E um artigo de 2024 relatou que “a exposição prolongada à fumaça de incêndios florestais foi correlacionada com taxas de mortalidade mais altas por uma variedade de doenças, incluindo doenças cardiovasculares, isquêmicas (relacionadas ao fluxo sanguíneo), digestivas, endócrinas e renais crônicas”.

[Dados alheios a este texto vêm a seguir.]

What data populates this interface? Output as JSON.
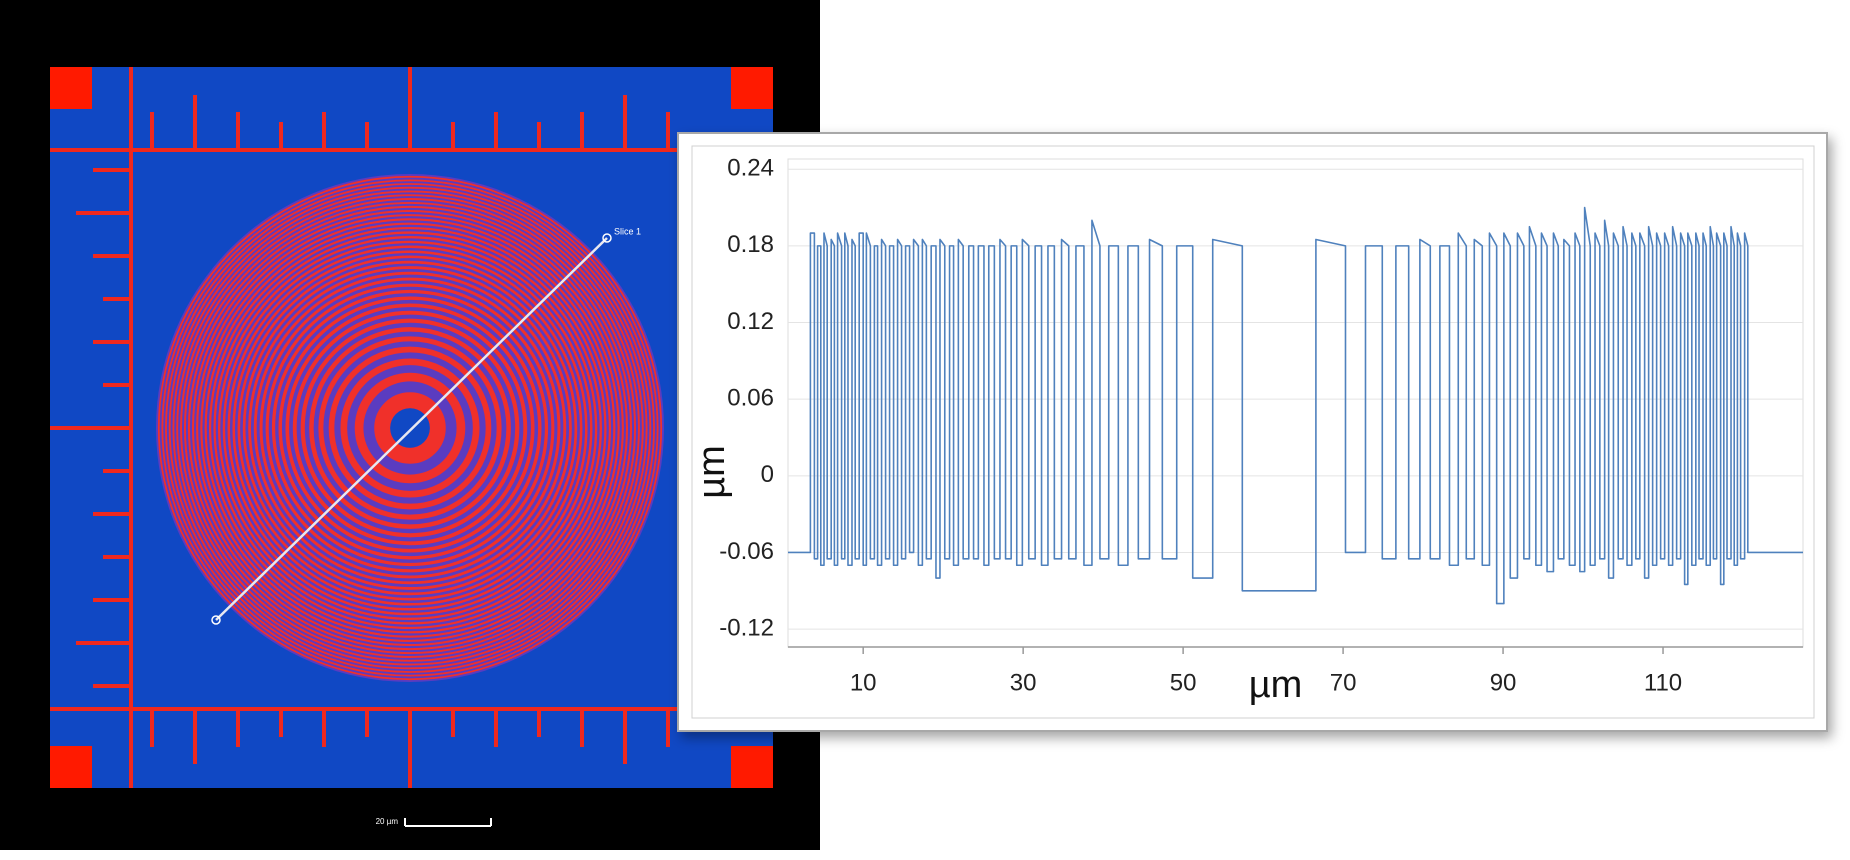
{
  "chart_data": {
    "type": "line",
    "x_label": "µm",
    "y_label": "µm",
    "color": "#4f81bd",
    "grid": true,
    "xlim": [
      0.6,
      127.5
    ],
    "ylim": [
      -0.134,
      0.248
    ],
    "xticks": [
      10,
      30,
      50,
      70,
      90,
      110
    ],
    "yticks": [
      -0.12,
      -0.06,
      0,
      0.06,
      0.12,
      0.18,
      0.24
    ],
    "x": [
      0.6,
      3.4,
      3.4,
      3.9,
      3.9,
      4.3,
      4.3,
      4.7,
      4.7,
      5.1,
      5.1,
      5.5,
      5.5,
      6.0,
      6.0,
      6.4,
      6.4,
      6.8,
      6.8,
      7.3,
      7.3,
      7.7,
      7.7,
      8.1,
      8.1,
      8.6,
      8.6,
      9.0,
      9.0,
      9.5,
      9.5,
      10.0,
      10.0,
      10.4,
      10.4,
      10.9,
      10.9,
      11.4,
      11.4,
      11.8,
      11.8,
      12.3,
      12.3,
      12.8,
      12.8,
      13.3,
      13.3,
      13.8,
      13.8,
      14.3,
      14.3,
      14.8,
      14.8,
      15.3,
      15.3,
      15.8,
      15.8,
      16.3,
      16.3,
      16.9,
      16.9,
      17.4,
      17.4,
      17.9,
      17.9,
      18.5,
      18.5,
      19.1,
      19.1,
      19.6,
      19.6,
      20.2,
      20.2,
      20.8,
      20.8,
      21.3,
      21.3,
      21.9,
      21.9,
      22.5,
      22.5,
      23.2,
      23.2,
      23.8,
      23.8,
      24.4,
      24.4,
      25.1,
      25.1,
      25.7,
      25.7,
      26.4,
      26.4,
      27.1,
      27.1,
      27.8,
      27.8,
      28.5,
      28.5,
      29.2,
      29.2,
      29.9,
      29.9,
      30.7,
      30.7,
      31.5,
      31.5,
      32.3,
      32.3,
      33.1,
      33.1,
      33.9,
      33.9,
      34.8,
      34.8,
      35.7,
      35.7,
      36.6,
      36.6,
      37.6,
      37.6,
      38.6,
      38.6,
      39.6,
      39.6,
      40.7,
      40.7,
      41.9,
      41.9,
      43.1,
      43.1,
      44.4,
      44.4,
      45.8,
      45.8,
      47.4,
      47.4,
      49.2,
      49.2,
      51.2,
      51.2,
      53.7,
      53.7,
      57.4,
      57.4,
      66.6,
      66.6,
      70.3,
      70.3,
      72.8,
      72.8,
      74.9,
      74.9,
      76.6,
      76.6,
      78.2,
      78.2,
      79.6,
      79.6,
      80.9,
      80.9,
      82.1,
      82.1,
      83.3,
      83.3,
      84.4,
      84.4,
      85.4,
      85.4,
      86.4,
      86.4,
      87.4,
      87.4,
      88.3,
      88.3,
      89.2,
      89.2,
      90.1,
      90.1,
      90.9,
      90.9,
      91.8,
      91.8,
      92.6,
      92.6,
      93.3,
      93.3,
      94.1,
      94.1,
      94.8,
      94.8,
      95.5,
      95.5,
      96.3,
      96.3,
      96.9,
      96.9,
      97.6,
      97.6,
      98.3,
      98.3,
      99.0,
      99.0,
      99.6,
      99.6,
      100.2,
      100.2,
      100.9,
      100.9,
      101.5,
      101.5,
      102.1,
      102.1,
      102.7,
      102.7,
      103.2,
      103.2,
      103.8,
      103.8,
      104.4,
      104.4,
      105.0,
      105.0,
      105.5,
      105.5,
      106.1,
      106.1,
      106.6,
      106.6,
      107.1,
      107.1,
      107.7,
      107.7,
      108.2,
      108.2,
      108.7,
      108.7,
      109.2,
      109.2,
      109.7,
      109.7,
      110.2,
      110.2,
      110.7,
      110.7,
      111.2,
      111.2,
      111.7,
      111.7,
      112.2,
      112.2,
      112.7,
      112.7,
      113.1,
      113.1,
      113.6,
      113.6,
      114.1,
      114.1,
      114.5,
      114.5,
      115.0,
      115.0,
      115.4,
      115.4,
      115.9,
      115.9,
      116.3,
      116.3,
      116.7,
      116.7,
      117.2,
      117.2,
      117.6,
      117.6,
      118.0,
      118.0,
      118.5,
      118.5,
      118.9,
      118.9,
      119.3,
      119.3,
      119.7,
      119.7,
      120.2,
      120.2,
      120.6,
      120.6,
      127.5
    ],
    "values": [
      -0.06,
      -0.06,
      0.19,
      0.19,
      -0.065,
      -0.065,
      0.18,
      0.18,
      -0.07,
      -0.07,
      0.19,
      0.18,
      -0.065,
      -0.065,
      0.185,
      0.18,
      -0.07,
      -0.07,
      0.19,
      0.18,
      -0.065,
      -0.065,
      0.19,
      0.18,
      -0.07,
      -0.07,
      0.185,
      0.18,
      -0.065,
      -0.065,
      0.19,
      0.19,
      -0.07,
      -0.07,
      0.19,
      0.18,
      -0.065,
      -0.065,
      0.18,
      0.18,
      -0.07,
      -0.07,
      0.185,
      0.18,
      -0.065,
      -0.065,
      0.18,
      0.18,
      -0.07,
      -0.07,
      0.185,
      0.18,
      -0.065,
      -0.065,
      0.18,
      0.18,
      -0.06,
      -0.06,
      0.185,
      0.18,
      -0.07,
      -0.07,
      0.185,
      0.18,
      -0.065,
      -0.065,
      0.18,
      0.18,
      -0.08,
      -0.08,
      0.185,
      0.18,
      -0.065,
      -0.065,
      0.18,
      0.18,
      -0.07,
      -0.07,
      0.185,
      0.18,
      -0.065,
      -0.065,
      0.18,
      0.18,
      -0.065,
      -0.065,
      0.18,
      0.18,
      -0.07,
      -0.07,
      0.18,
      0.18,
      -0.065,
      -0.065,
      0.185,
      0.18,
      -0.065,
      -0.065,
      0.18,
      0.18,
      -0.07,
      -0.07,
      0.185,
      0.18,
      -0.065,
      -0.065,
      0.18,
      0.18,
      -0.07,
      -0.07,
      0.18,
      0.18,
      -0.065,
      -0.065,
      0.185,
      0.18,
      -0.065,
      -0.065,
      0.18,
      0.18,
      -0.07,
      -0.07,
      0.2,
      0.18,
      -0.065,
      -0.065,
      0.18,
      0.18,
      -0.07,
      -0.07,
      0.18,
      0.18,
      -0.065,
      -0.065,
      0.185,
      0.18,
      -0.065,
      -0.065,
      0.18,
      0.18,
      -0.08,
      -0.08,
      0.185,
      0.18,
      -0.09,
      -0.09,
      0.185,
      0.18,
      -0.06,
      -0.06,
      0.18,
      0.18,
      -0.065,
      -0.065,
      0.18,
      0.18,
      -0.065,
      -0.065,
      0.185,
      0.18,
      -0.065,
      -0.065,
      0.18,
      0.18,
      -0.07,
      -0.07,
      0.19,
      0.18,
      -0.065,
      -0.065,
      0.185,
      0.18,
      -0.07,
      -0.07,
      0.19,
      0.18,
      -0.1,
      -0.1,
      0.19,
      0.18,
      -0.08,
      -0.08,
      0.19,
      0.18,
      -0.065,
      -0.065,
      0.195,
      0.18,
      -0.07,
      -0.07,
      0.19,
      0.18,
      -0.075,
      -0.075,
      0.19,
      0.18,
      -0.065,
      -0.065,
      0.185,
      0.18,
      -0.07,
      -0.07,
      0.19,
      0.18,
      -0.075,
      -0.075,
      0.21,
      0.18,
      -0.07,
      -0.07,
      0.19,
      0.18,
      -0.065,
      -0.065,
      0.2,
      0.18,
      -0.08,
      -0.08,
      0.19,
      0.18,
      -0.065,
      -0.065,
      0.195,
      0.18,
      -0.07,
      -0.07,
      0.19,
      0.18,
      -0.065,
      -0.065,
      0.19,
      0.18,
      -0.08,
      -0.08,
      0.195,
      0.18,
      -0.07,
      -0.07,
      0.19,
      0.18,
      -0.065,
      -0.065,
      0.19,
      0.18,
      -0.07,
      -0.07,
      0.195,
      0.18,
      -0.065,
      -0.065,
      0.19,
      0.18,
      -0.085,
      -0.085,
      0.19,
      0.18,
      -0.07,
      -0.07,
      0.19,
      0.18,
      -0.065,
      -0.065,
      0.19,
      0.18,
      -0.07,
      -0.07,
      0.195,
      0.18,
      -0.065,
      -0.065,
      0.19,
      0.18,
      -0.085,
      -0.085,
      0.19,
      0.18,
      -0.065,
      -0.065,
      0.195,
      0.18,
      -0.07,
      -0.07,
      0.19,
      0.18,
      -0.065,
      -0.065,
      0.19,
      0.18,
      -0.06,
      -0.06
    ]
  },
  "image": {
    "slice_label": "Slice 1",
    "scale_bar_label": "20 µm"
  }
}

Propagação de doenças transmissíveis após o desastre
A propagação de doenças transmissíveis entre os evacuados também terá um impacto negativo. Janeiro é o auge da temporada de gripe e a Califórnia apresenta níveis “muito altos” de gripe, de acordo com o CDC. A gripe e a COVID-19 provavelmente espalhar-se-ão rapidamente entre as dezenas de milhares de pessoas forçadas a evacuar para abrigos ou alojamentos temporários com amigos ou familiares.
Comparação com o excesso de mortalidade após um furacão: espere milhares de mortes
Num artigo impressionante publicado em 2024, “Mortalidade causada por ciclones tropicais nos Estados Unidos”, Rachel Young e Solomon Tsiang descobriram que o furacão médio que atingiu a costa dos EUA entre 1930-2015 causou 24 mortes diretas. No entanto, observaram um aumento no excesso de mortes – mortalidade além do que seria esperado nesse período – que se prolongou por 15 anos, totalizando 7.000-11.000 mortes em excesso por tempestade. Este fardo é 300-480 vezes maior do que as estimativas governamentais de mortes diretas e foi equivalente a 3,2-5,1% de todas as mortes nos Estados Unidos contíguos.
A maior categoria individual de mortes foi por doenças cardiovasculares (36%), enquanto 12% das mortes foram por cancro, “consistente com algumas evidências de stress causado por condições meteorológicas extremas que afectam a saúde a longo prazo”, escreveram os autores.
Young e Tsiang levantaram a hipótese de cinco maneiras pelas quais os furacões podem ter desencadeado uma mortalidade excessiva. Quatro desses fatores podem se aplicar a um evento desastroso de incêndio florestal como o que a Califórnia acabou de vivenciar:
(1)Perturbação económicapode alterar as decisões económicas familiares, traduzindo-se eventualmente em piores resultados de saúde. Por exemplo, uma pessoa que perde o emprego também pode perder o seguro saúde. Ou as poupanças para a reforma poderiam ser utilizadas para reparar danos materiais, o que poderia reduzir despesas futuras com cuidados de saúde.
(2)Mudanças nas redes sociaispode afetar a saúde futura. Por exemplo, as pessoas em idade ativa podem mudar-se, alterando o apoio social aos idosos que permanecem para trás.
(3)Ajustes fiscaispelos governos estaduais ou locais em resposta ao desastre pode impactar os resultados futuros da saúde. Por exemplo, a reestruturação dos orçamentos para apoiar a recuperação poderá reduzir os gastos com infra-estruturas de saúde.
(4)Aumento do estresse físico e mentalpode alterar a saúde a longo prazo..
O quinto fator que os cientistas levantaram foi quemudanças no ambiente naturalpodem prejudicar a saúde – por exemplo, as alterações ecológicas podem redistribuir os vectores de doenças ou as inundações podem expor as populações a produtos químicos nocivos. Uma inundação é muito diferente de um incêndio florestal na forma como afecta o ambiente natural, pelo que este factor tem menos relevância para o incêndio florestal do que os outros quatro.
Como ajudar
Além de enviar minhas orações e pensamentos positivos às vítimas dos incêndios em Los Angeles, tenho apoiado diversas instituições de caridade. Encorajo todos a ajudarem da maneira que puderem. Abaixo estão as postagens do Bluesky para algumas das instituições de caridade para as quais contribuí.
—Jeff Mestres
Bob Henson contribuiu para esta postagem.
Este artigo apareceu pela primeira vez em Conexões climáticas de Yale e é republicado aqui sob uma licença Creative Commons.